Falando em tese, pois desconhece os kits dos programas em questão, afirmou: “Para trabalhar desenvolvimento do pensamento computacional nem precisa de kits. O uso de tecnologia em geral é bem-vindo para as novas gerações, que são muito mais high techs, têm a necessidade de usar esses materiais, e isso naturalmente ajuda na aprendizagem”.
INVESTIGAÇÃO
A CGU examinou dois contratos do governo federal, celebrados na gestão de Jair Bolsonaro (PL), com recursos de emendas parlamentares, via um programa do Ministério da Educação, para compra dos kits, material de apoio e capacitação de professores.
No total, Canapi destinou R$ 7,4 milhões à empresa Megalic, sendo R$ 5,7 milhões em 2022 —dinheiro proveniente da chamada emenda de relator indicada por Lira. O uso da emenda de Lira foi revelado pelo jornal O Globo.

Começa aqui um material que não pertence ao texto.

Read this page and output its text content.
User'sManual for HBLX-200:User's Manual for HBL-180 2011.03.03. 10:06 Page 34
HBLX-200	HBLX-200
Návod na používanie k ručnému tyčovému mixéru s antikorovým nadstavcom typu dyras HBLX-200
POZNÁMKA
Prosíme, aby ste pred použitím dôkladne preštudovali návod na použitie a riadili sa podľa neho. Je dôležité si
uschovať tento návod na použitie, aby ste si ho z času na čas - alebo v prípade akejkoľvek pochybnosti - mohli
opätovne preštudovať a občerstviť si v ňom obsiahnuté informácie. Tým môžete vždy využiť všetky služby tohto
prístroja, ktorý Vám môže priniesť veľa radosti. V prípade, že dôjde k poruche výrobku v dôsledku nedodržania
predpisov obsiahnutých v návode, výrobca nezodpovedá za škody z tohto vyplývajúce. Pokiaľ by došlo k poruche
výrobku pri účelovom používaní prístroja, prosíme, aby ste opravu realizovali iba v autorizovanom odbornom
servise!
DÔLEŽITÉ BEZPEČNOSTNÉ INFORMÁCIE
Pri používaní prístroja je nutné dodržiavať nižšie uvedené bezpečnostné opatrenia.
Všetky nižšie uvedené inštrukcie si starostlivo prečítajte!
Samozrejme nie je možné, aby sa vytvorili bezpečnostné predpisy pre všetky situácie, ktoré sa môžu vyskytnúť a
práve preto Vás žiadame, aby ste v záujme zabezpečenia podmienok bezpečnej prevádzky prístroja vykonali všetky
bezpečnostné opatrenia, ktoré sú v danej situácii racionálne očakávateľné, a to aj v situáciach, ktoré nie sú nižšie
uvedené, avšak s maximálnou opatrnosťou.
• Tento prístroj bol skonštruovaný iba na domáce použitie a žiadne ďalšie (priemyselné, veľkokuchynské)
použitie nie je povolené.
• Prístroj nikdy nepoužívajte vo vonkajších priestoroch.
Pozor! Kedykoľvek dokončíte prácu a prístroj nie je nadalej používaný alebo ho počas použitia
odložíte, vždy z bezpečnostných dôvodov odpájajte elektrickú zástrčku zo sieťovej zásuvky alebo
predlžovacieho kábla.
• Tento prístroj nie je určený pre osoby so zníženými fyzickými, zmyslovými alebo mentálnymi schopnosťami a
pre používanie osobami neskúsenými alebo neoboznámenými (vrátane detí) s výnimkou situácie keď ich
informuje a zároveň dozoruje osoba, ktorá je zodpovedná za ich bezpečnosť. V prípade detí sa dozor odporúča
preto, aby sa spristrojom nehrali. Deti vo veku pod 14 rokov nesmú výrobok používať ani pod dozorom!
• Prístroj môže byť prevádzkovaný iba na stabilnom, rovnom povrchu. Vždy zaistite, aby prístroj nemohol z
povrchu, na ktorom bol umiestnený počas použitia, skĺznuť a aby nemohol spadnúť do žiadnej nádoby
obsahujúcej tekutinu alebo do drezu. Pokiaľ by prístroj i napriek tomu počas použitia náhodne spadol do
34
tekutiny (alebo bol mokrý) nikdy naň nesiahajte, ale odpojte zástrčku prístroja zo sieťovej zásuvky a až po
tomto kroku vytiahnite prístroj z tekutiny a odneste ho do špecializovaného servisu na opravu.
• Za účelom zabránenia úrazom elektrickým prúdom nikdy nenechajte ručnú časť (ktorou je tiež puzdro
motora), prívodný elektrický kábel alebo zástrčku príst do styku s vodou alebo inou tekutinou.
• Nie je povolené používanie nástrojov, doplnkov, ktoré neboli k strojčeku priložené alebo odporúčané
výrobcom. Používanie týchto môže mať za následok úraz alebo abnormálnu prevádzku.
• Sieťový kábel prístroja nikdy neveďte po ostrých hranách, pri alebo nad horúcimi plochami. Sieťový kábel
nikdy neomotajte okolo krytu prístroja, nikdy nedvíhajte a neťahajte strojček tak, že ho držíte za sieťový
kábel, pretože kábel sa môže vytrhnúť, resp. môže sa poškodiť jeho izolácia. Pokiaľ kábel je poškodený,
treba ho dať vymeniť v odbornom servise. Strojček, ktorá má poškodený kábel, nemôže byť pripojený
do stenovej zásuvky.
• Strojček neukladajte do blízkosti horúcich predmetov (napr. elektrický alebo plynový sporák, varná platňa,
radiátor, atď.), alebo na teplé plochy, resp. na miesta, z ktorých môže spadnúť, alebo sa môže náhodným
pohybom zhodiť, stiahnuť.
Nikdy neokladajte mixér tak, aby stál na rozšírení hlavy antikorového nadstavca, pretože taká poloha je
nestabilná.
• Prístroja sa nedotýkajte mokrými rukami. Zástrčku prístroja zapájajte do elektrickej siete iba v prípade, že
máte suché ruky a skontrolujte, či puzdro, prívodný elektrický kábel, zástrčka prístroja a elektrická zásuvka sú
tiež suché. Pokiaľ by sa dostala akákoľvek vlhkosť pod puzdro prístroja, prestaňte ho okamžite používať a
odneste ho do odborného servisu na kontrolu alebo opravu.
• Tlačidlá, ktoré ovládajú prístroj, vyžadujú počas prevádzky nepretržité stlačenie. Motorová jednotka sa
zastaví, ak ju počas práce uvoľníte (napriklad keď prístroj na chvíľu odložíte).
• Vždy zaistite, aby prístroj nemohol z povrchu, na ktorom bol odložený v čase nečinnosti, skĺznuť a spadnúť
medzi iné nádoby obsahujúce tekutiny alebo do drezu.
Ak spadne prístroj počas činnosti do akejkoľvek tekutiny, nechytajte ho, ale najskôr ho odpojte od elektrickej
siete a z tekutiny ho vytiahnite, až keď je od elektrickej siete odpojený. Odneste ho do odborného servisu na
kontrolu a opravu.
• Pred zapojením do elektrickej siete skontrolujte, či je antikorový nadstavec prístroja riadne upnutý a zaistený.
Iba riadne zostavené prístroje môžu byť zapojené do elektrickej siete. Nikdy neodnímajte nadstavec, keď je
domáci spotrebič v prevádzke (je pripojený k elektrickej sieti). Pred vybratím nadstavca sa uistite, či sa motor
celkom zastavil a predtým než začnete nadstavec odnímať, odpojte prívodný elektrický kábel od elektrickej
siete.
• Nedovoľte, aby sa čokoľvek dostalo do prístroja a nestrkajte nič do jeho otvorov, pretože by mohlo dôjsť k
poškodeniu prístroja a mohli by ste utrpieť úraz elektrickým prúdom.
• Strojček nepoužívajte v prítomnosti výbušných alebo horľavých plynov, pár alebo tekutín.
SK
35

A Megalic, de Maceió, pertence ao pai de um vereador do grupo político de Lira. As investigações começaram a partir de reportagem da Folha. Um assessor direto de Lira foi alvo de mandado de busca e apreensão da PF no caso.
Todos os envolvidos negam irregularidades. A Prefeitura de Canapi disse que a Megalic apresentou o menor preço da licitação, que “ocorreu dentro da estrita legalidade”.
A Megalic afirma que é apta para a construção dos kits, refuta ter havido sobrepreço e diz que todos os contratos se deram a partir de parâmetros técnicos do MEC.
A PF enviou a investigação para o STF (Supremo Tribunal Federal) após encontrar documentos com citações a Arthur Lira e uma lista de pagamentos atrelados ao nome de “Arthur”. Lira afirma que não tem “absolutamente nada a ver com o que está acontecendo; cada um é responsável pelo seu CPF”.